Listed Building – Grade II*
- Official name: Astley Vicarage
- Designated: 18 July 1966
- Reference no.: 1356223

Listed Building – Grade II
- Official name: Pair of gate piers at Astley Vicarage
- Designated: 18 July 1966
- Reference no.: 1068486

= Astley Vicarage =

Listed building in Greater Manchester, England

Astley Vicarage (also known as The Old Vicarage) is a Grade II* listed former parsonage on Church Road in Astley, a village within the Metropolitan Borough of Wigan, Greater Manchester, England. Historically in Lancashire, it is part of the Astley conservation area, and its listing highlights its early classical architectural style and historical associations with the local parish. The building was sold by the Church Commissioners in the 1990s and is now a private residence.

==History==
The vicarage was constructed in 1704 as a parsonage for clergy serving the Astley area. Its origins are linked to Adam Mort, a Puritan philanthropist who endowed land for a church and parsonage in the early 17th century to improve religious provision in what was then a remote rural community. Initially referred to as "The Parsonage," the building became known as "The Vicarage" when Astley was established as a parish in 1867. For nearly three centuries, it served as the residence for successive vicars of St Stephen's Church.

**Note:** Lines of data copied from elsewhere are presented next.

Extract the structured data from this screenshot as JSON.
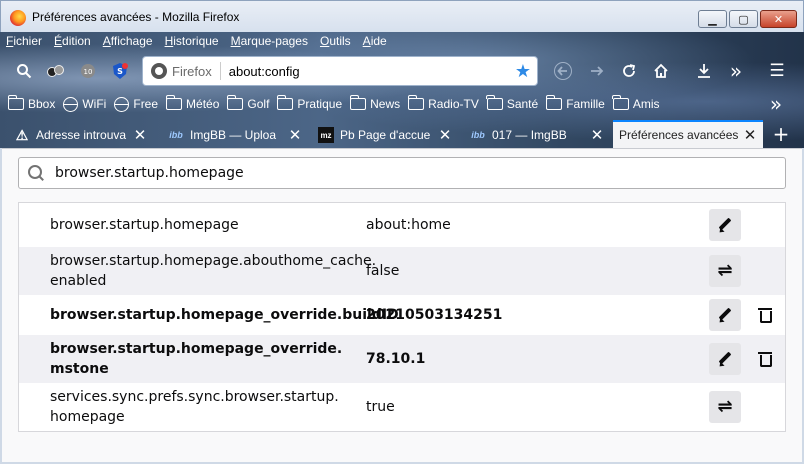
{
  "window": {
    "title": "Préférences avancées - Mozilla Firefox",
    "minimize": "▁",
    "maximize": "▢",
    "close": "✕"
  },
  "menubar": [
    {
      "u": "F",
      "rest": "ichier"
    },
    {
      "u": "É",
      "rest": "dition"
    },
    {
      "u": "A",
      "rest": "ffichage"
    },
    {
      "u": "H",
      "rest": "istorique"
    },
    {
      "u": "M",
      "rest": "arque-pages"
    },
    {
      "u": "O",
      "rest": "utils"
    },
    {
      "u": "A",
      "rest": "ide"
    }
  ],
  "navbar": {
    "brand": "Firefox",
    "url": "about:config",
    "overflow": "»",
    "menu": "☰"
  },
  "bookmarks": [
    {
      "label": "Bbox",
      "icon": "folder"
    },
    {
      "label": "WiFi",
      "icon": "globe"
    },
    {
      "label": "Free",
      "icon": "globe"
    },
    {
      "label": "Météo",
      "icon": "folder"
    },
    {
      "label": "Golf",
      "icon": "folder"
    },
    {
      "label": "Pratique",
      "icon": "folder"
    },
    {
      "label": "News",
      "icon": "folder"
    },
    {
      "label": "Radio-TV",
      "icon": "folder"
    },
    {
      "label": "Santé",
      "icon": "folder"
    },
    {
      "label": "Famille",
      "icon": "folder"
    },
    {
      "label": "Amis",
      "icon": "folder"
    }
  ],
  "bookmarks_overflow": "»",
  "tabs": [
    {
      "label": "Adresse introuva",
      "favicon": "⚠",
      "active": false
    },
    {
      "label": "ImgBB — Uploa",
      "favicon": "ibb",
      "active": false
    },
    {
      "label": "Pb Page d'accue",
      "favicon": "mz",
      "active": false
    },
    {
      "label": "017 — ImgBB",
      "favicon": "ibb",
      "active": false
    },
    {
      "label": "Préférences avancées",
      "favicon": "",
      "active": true
    }
  ],
  "new_tab": "+",
  "search": {
    "value": "browser.startup.homepage"
  },
  "prefs": [
    {
      "name": "browser.startup.homepage",
      "value": "about:home",
      "modified": false,
      "type": "string",
      "action": "edit",
      "deletable": false
    },
    {
      "name": "browser.startup.homepage.abouthome_cache.enabled",
      "name_lines": [
        "browser.startup.homepage.abouthome_cache.",
        "enabled"
      ],
      "value": "false",
      "modified": false,
      "type": "boolean",
      "action": "toggle",
      "deletable": false
    },
    {
      "name": "browser.startup.homepage_override.buildID",
      "value": "20210503134251",
      "modified": true,
      "type": "string",
      "action": "edit",
      "deletable": true
    },
    {
      "name": "browser.startup.homepage_override.mstone",
      "name_lines": [
        "browser.startup.homepage_override.",
        "mstone"
      ],
      "value": "78.10.1",
      "modified": true,
      "type": "string",
      "action": "edit",
      "deletable": true
    },
    {
      "name": "services.sync.prefs.sync.browser.startup.homepage",
      "name_lines": [
        "services.sync.prefs.sync.browser.startup.",
        "homepage"
      ],
      "value": "true",
      "modified": false,
      "type": "boolean",
      "action": "toggle",
      "deletable": false
    }
  ]
}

On 18 July 1966, Astley Vicarage was designated a Grade II* listed building for its architectural and historic significance.

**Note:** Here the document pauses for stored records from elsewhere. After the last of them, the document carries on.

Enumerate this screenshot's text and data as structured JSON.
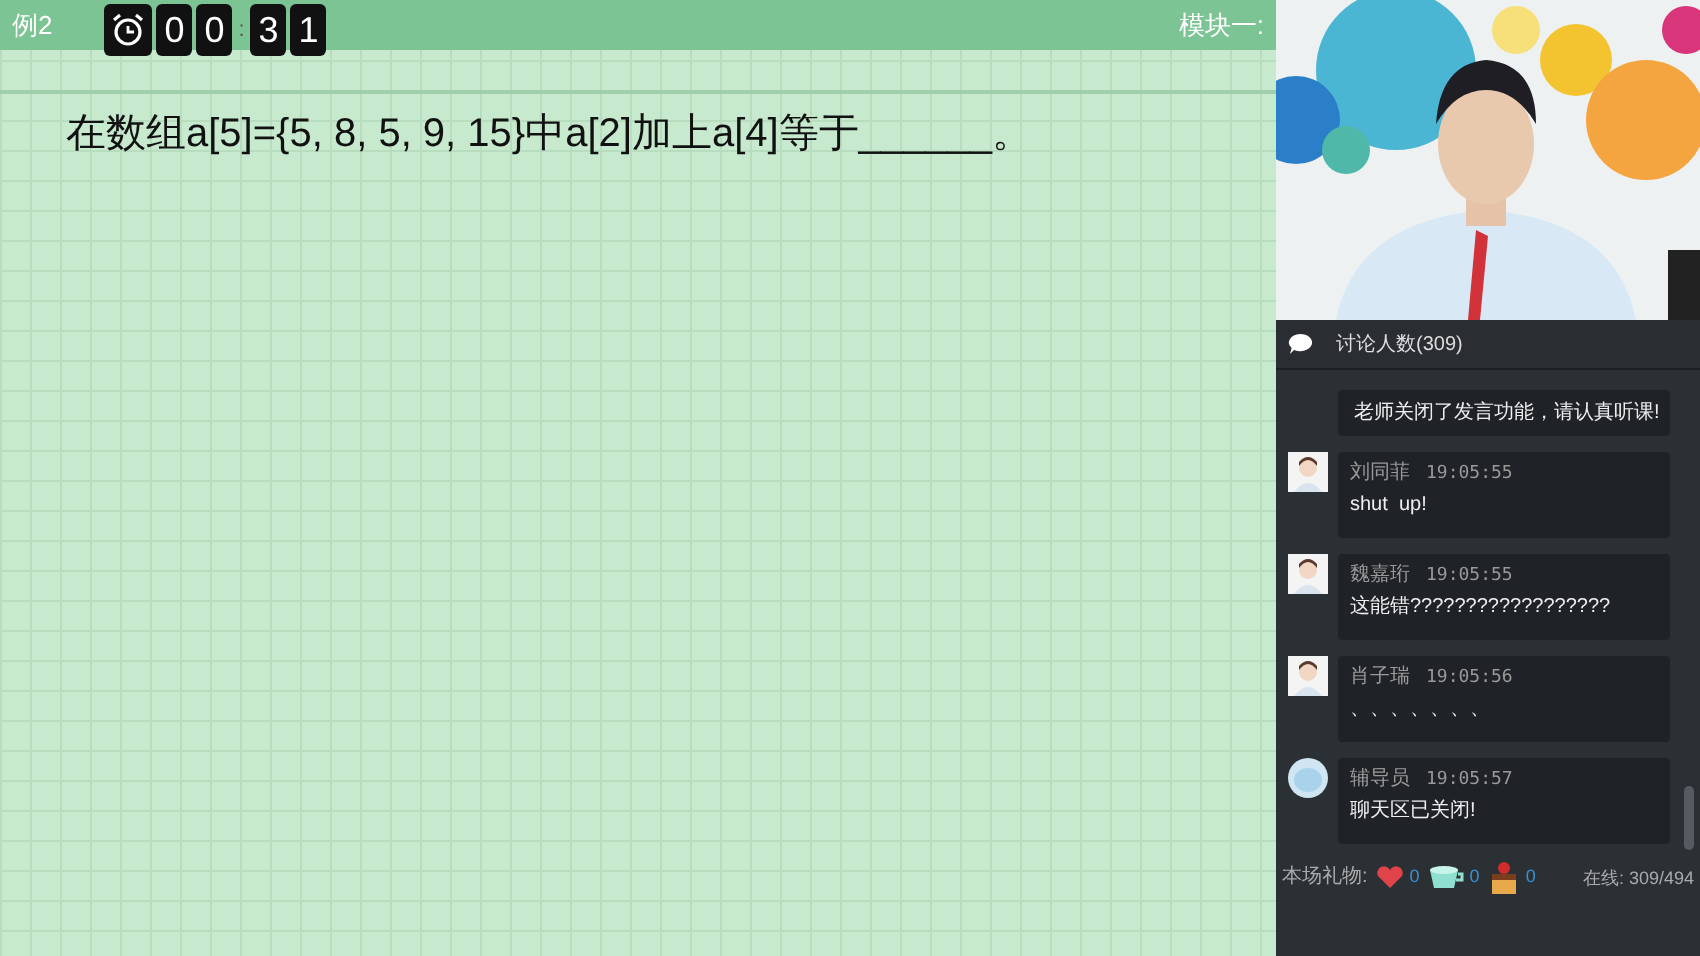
{
  "lesson": {
    "label": "例2",
    "timer_digits": [
      "0",
      "0",
      "3",
      "1"
    ],
    "timer_separator": ":",
    "module": "模块一:"
  },
  "question": "在数组a[5]={5, 8, 5, 9, 15}中a[2]加上a[4]等于______。",
  "chat": {
    "title": "讨论人数(309)",
    "messages": [
      {
        "kind": "system",
        "text": "老师关闭了发言功能，请认真听课!"
      },
      {
        "kind": "student",
        "name": "刘同菲",
        "time": "19:05:55",
        "text": "shut  up!"
      },
      {
        "kind": "student",
        "name": "魏嘉珩",
        "time": "19:05:55",
        "text": "这能错??????????????????"
      },
      {
        "kind": "student",
        "name": "肖子瑞",
        "time": "19:05:56",
        "text": "、、、、、、、"
      },
      {
        "kind": "tutor",
        "name": "辅导员",
        "time": "19:05:57",
        "text": "聊天区已关闭!"
      }
    ]
  },
  "gifts": {
    "label": "本场礼物:",
    "items": [
      {
        "kind": "heart",
        "count": "0"
      },
      {
        "kind": "cup",
        "count": "0"
      },
      {
        "kind": "cake",
        "count": "0"
      }
    ]
  },
  "online": "在线: 309/494"
}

The building is part of the Astley village conservation area, which was designated in 1989 to protect the historic character of the settlement. In the 1990s, the Church Commissioners sold the property, and it has since been a private residence, often called "The Old Vicarage".

==Architecture==
The building is an early example of domestic classicism in England. Constructed in English garden wall bond brick, the structure follows a double-depth central-staircase plan and rises three storeys in height across five bays. The symmetrical front elevation features twin gables and a central four-panel door framed by an eared and pedimented doorcase with an overlight. Windows on the ground floor include flush sashes, with cross casement windows on the first floor and two-pane casements on the second, all beneath flat brick arches. Decorative elements include round windows in the gables and an ornate rainwater head. The roof was replaced with 20th-century tiles.

The side elevations display similar gables, projecting chimney stacks with tall paired shafts, and mullioned windows, while the rear incorporates a two-storey lean-to extension. Internally, the building still has many of its original features, including ovolo-moulded floor beams, a dog-leg staircase with a handrail and decorative details, and original panelled and boarded doors throughout, contributing to its historic character.

===Gate piers===
The pair of gate piers at the vicarage are separately designated as a Grade II listed structure. Dating from the 18th century, they are constructed in stone and form part of the historic entrance to the vicarage grounds. The timber gate is a replacement.